Abstract
Rat adenohypophyses lose immuno-and bioassayable growth hormone in hypothyroidism. We examined whether the somatotroph also loses mechanisms for intracellular hormone compartmentalization during hypothyroidism. A series of identical perifusions was performed using pituitary tissue from thyroidectomized rats before and after thyroxine replacement. Somatostatin (SRIF), (Bu)2cAMP and potassium ion were employed to produce a wide range of hormone release responses.
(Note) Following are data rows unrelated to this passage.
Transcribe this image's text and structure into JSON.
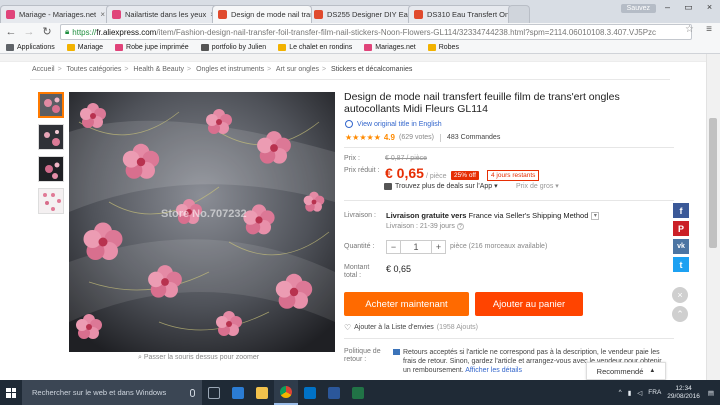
{
  "browser": {
    "tabs": [
      {
        "label": "Mariage - Mariages.net",
        "fav_color": "#e0447a"
      },
      {
        "label": "Nailartiste dans les yeux",
        "fav_color": "#e0447a"
      },
      {
        "label": "Design de mode nail tran",
        "fav_color": "#e04a2d"
      },
      {
        "label": "DS255 Designer DIY Eau",
        "fav_color": "#e04a2d"
      },
      {
        "label": "DS310 Eau Transfert Ongl",
        "fav_color": "#e04a2d"
      }
    ],
    "user_label": "Sauvez",
    "url_https": "https://",
    "url_host": "fr.aliexpress.com",
    "url_path": "/item/Fashion-design-nail-transfer-foil-transfer-film-nail-stickers-Noon-Flowers-GL114/32334744238.html?spm=2114.06010108.3.407.VJ5Pzc",
    "bookmarks": [
      {
        "label": "Applications",
        "color": "#5f6368"
      },
      {
        "label": "Mariage",
        "color": "#f2b200"
      },
      {
        "label": "Robe jupe imprimée",
        "color": "#e0447a"
      },
      {
        "label": "portfolio by Julien",
        "color": "#555555"
      },
      {
        "label": "Le chalet en rondins",
        "color": "#f2b200"
      },
      {
        "label": "Mariages.net",
        "color": "#e0447a"
      },
      {
        "label": "Robes",
        "color": "#f2b200"
      }
    ]
  },
  "page": {
    "breadcrumb": [
      "Accueil",
      "Toutes catégories",
      "Health & Beauty",
      "Ongles et instruments",
      "Art sur ongles",
      "Stickers et décalcomanies"
    ],
    "title": "Design de mode nail transfert feuille film de trans'ert ongles autocollants Midi Fleurs GL114",
    "view_original": "View original title in English",
    "rating_score": "4.9",
    "votes": "(629 votes)",
    "orders": "483 Commandes",
    "price_label": "Prix :",
    "price_old": "€ 0,87 / pièce",
    "discount_label": "Prix réduit :",
    "price_now": "€ 0,65",
    "price_unit": "/ pièce",
    "off_badge": "25% off",
    "days_badge": "4 jours restants",
    "deals_link": "Trouvez plus de deals sur l'App ▾",
    "group_price": "Prix de gros ▾",
    "shipping_label": "Livraison :",
    "shipping_main_bold": "Livraison gratuite vers",
    "shipping_main_rest": "France via Seller's Shipping Method",
    "shipping_time": "Livraison : 21-39 jours",
    "quantity_label": "Quantité :",
    "quantity_value": "1",
    "quantity_note": "pièce (216 morceaux available)",
    "total_label": "Montant total :",
    "total_value": "€ 0,65",
    "buy_now": "Acheter maintenant",
    "add_cart": "Ajouter au panier",
    "wishlist": "Ajouter à la Liste d'envies",
    "wishlist_count": "(1958 Ajouts)",
    "return_label": "Politique de retour :",
    "return_text": "Retours acceptés si l'article ne correspond pas à la description, le vendeur paie les frais de retour. Sinon, gardez l'article et arrangez-vous avec le vendeur pour obtenir un remboursement.",
    "return_link": "Afficher les détails",
    "watermark": "Store No.707232",
    "zoom_hint": "Passer la souris dessus pour zoomer",
    "recommended": "Recommendé",
    "social": [
      {
        "glyph": "f",
        "color": "#3b5998"
      },
      {
        "glyph": "P",
        "color": "#cb2027"
      },
      {
        "glyph": "vk",
        "color": "#4c75a3"
      },
      {
        "glyph": "t",
        "color": "#1da1f2"
      }
    ]
  },
  "taskbar": {
    "search_placeholder": "Rechercher sur le web et dans Windows",
    "apps": [
      {
        "name": "task-view",
        "color": "#9aa7b5"
      },
      {
        "name": "edge",
        "color": "#2b7cd3"
      },
      {
        "name": "file-explorer",
        "color": "#f2c24c"
      },
      {
        "name": "chrome",
        "color": "#4caf50"
      },
      {
        "name": "outlook",
        "color": "#0072c6"
      },
      {
        "name": "word",
        "color": "#2b579a"
      },
      {
        "name": "excel",
        "color": "#217346"
      }
    ],
    "lang": "FRA",
    "time": "12:34",
    "date": "29/08/2016"
  }
}
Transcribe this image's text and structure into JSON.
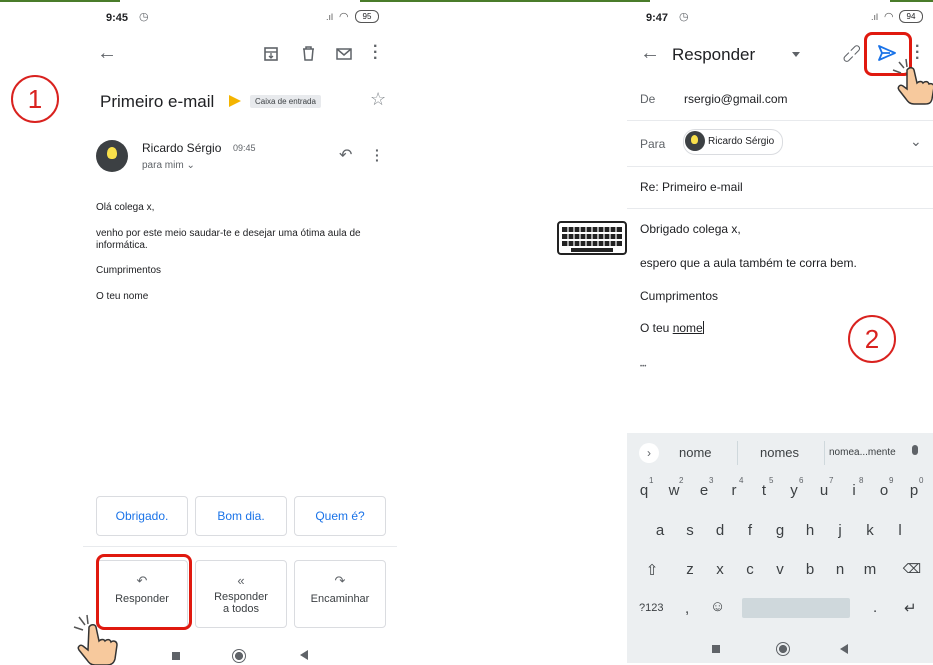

Growth hormone synthesis diminished with hypothyroidism and increased with thyroid hormone replacement. Growth hormone release was therefore expressed as a percent of pituitary content to circumvent effects of variable content. Post-somatostatin rebound release was lost in hypothyroidism: it fell progressively after thyroidectomy (day 7 = 45% of control; day 14 = 11%; day 71 = 3%) and was restored by thyroxine replacement (day 2 = 24%; day 5 = 50%; day 9 = 102%). In conclusion, hypothyroid somatotrophs lose the ability to sequester stored hormone in a SRIF-sensitive compartment. Thyroxine replacement restores that capability. Thus, SRIF-sensitive rGH compartmentalization is thyroid hormone dependent.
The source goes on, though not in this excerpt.